5 QUESTIONS WITH…Senior Amelia Mower About Milford’s Suffrage Centennial Kickoff Event

(Photo courtesy Amelia Mower)

By Morgan Taylor, Bridget Kinross, and Stephanie Caron – Advocate Editors

Jonathan Law senior Amelia Mower read an excerpt from “The Constitutional Rights Of The Women Of the United States” by suffrage leader Isabella Beecher Hooker of Connecticut at the Suffrage Centennial Kickoff Event at Milford City Hall on January 28. This year marks the 100th anniversary of women’s suffrage and this event was very important to continuing this movement into the present. Advocate editors Morgan Taylor, Bridget Kinross, and Stephanie Caron sat down with Mower to talk about her experience.

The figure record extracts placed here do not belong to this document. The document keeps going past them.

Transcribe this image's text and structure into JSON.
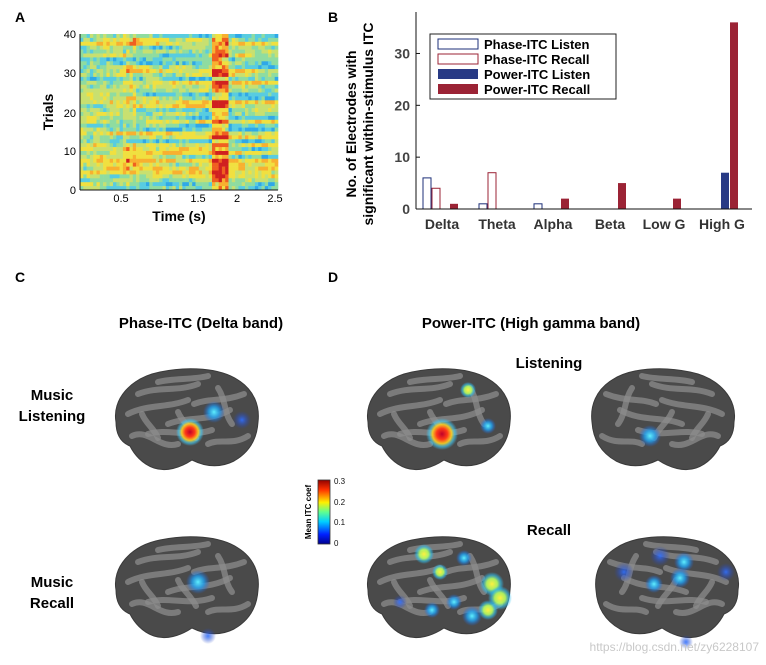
{
  "panels": {
    "a": "A",
    "b": "B",
    "c": "C",
    "d": "D"
  },
  "panel_a": {
    "ylabel": "Trials",
    "xlabel": "Time (s)",
    "y_ticks": [
      "0",
      "10",
      "20",
      "30",
      "40"
    ],
    "x_ticks": [
      "0.5",
      "1",
      "1.5",
      "2",
      "2.5"
    ]
  },
  "chart_data": {
    "type": "bar",
    "title": "",
    "xlabel": "",
    "ylabel": "No. of Electrodes with significant within-stimulus ITC",
    "ylabel_line1": "No. of Electrodes with",
    "ylabel_line2": "significant within-stimulus ITC",
    "categories": [
      "Delta",
      "Theta",
      "Alpha",
      "Beta",
      "Low G",
      "High G"
    ],
    "ylim": [
      0,
      38
    ],
    "y_ticks": [
      "0",
      "10",
      "20",
      "30"
    ],
    "legend_position": "top",
    "series": [
      {
        "name": "Phase-ITC Listen",
        "values": [
          6,
          1,
          1,
          0,
          0,
          0
        ],
        "style": "outline",
        "color": "#1c2f78"
      },
      {
        "name": "Phase-ITC Recall",
        "values": [
          4,
          7,
          0,
          0,
          0,
          0
        ],
        "style": "outline",
        "color": "#9b2335"
      },
      {
        "name": "Power-ITC Listen",
        "values": [
          0,
          0,
          0,
          0,
          0,
          7
        ],
        "style": "filled",
        "color": "#283a85"
      },
      {
        "name": "Power-ITC Recall",
        "values": [
          1,
          0,
          2,
          5,
          2,
          36
        ],
        "style": "filled",
        "color": "#9b2335"
      }
    ]
  },
  "panel_c": {
    "title": "Phase-ITC (Delta band)",
    "row1_line1": "Music",
    "row1_line2": "Listening",
    "row2_line1": "Music",
    "row2_line2": "Recall"
  },
  "panel_d": {
    "title": "Power-ITC (High gamma band)",
    "listening": "Listening",
    "recall": "Recall"
  },
  "colorbar": {
    "label": "Mean ITC coef",
    "ticks": [
      "0.3",
      "0.2",
      "0.1",
      "0"
    ]
  },
  "watermark": "https://blog.csdn.net/zy6228107",
  "colors": {
    "brain_dark": "#4a4a4a",
    "brain_light": "#8c8c8c",
    "hot": "#d0202a",
    "warm": "#f2c230",
    "cool": "#3cb8e0"
  }
}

Advocate Editors: How did you get involved with the Suffrage Centennial Kickoff Event?

Amelia Mower: After getting involved with the Daughters of the American Revolution through their essay contest and scholarship program, (Law principal) Mr. Thompson asked me to read this excerpt as it pertains to women and how they influence society.

AE: How did this impact your views of the women’s suffrage movement?

AM: I think it is very important that people know that the women only got the right to vote 100 years ago and that we are still working towards having constitutionally equal rights in the future.

AE: What was the most memorable part of the event for you?

AM: When Denise Merrill, the Secretary of State of Connecticut, spoke, I was really inspired. When she, as a person of high authority in Connecticut, is recognizing the importance of this movement in Milford especially, it makes me feel hopeful for the future. She wouldn’t have been elected to office if it wasn’t for this movement.

AE: What was the significance of everyone wearing white and why?

AM: We all wore white because that is what the women who were marching to have voting rights wore in order to protest. In pictures of the march, all the women are wearing white while the men are wearing black on the side, showing a truly symbolic comparison of the genders.

AE: What goals do you have for the future of the women’s suffrage movement?

AM: I definitely cannot wait to vote when I turn 18. I think it’s extremely important to use my 19th Amendment right. Women struggled for so long to get this right that I feel like that not taking part in voting is a waste of their struggle.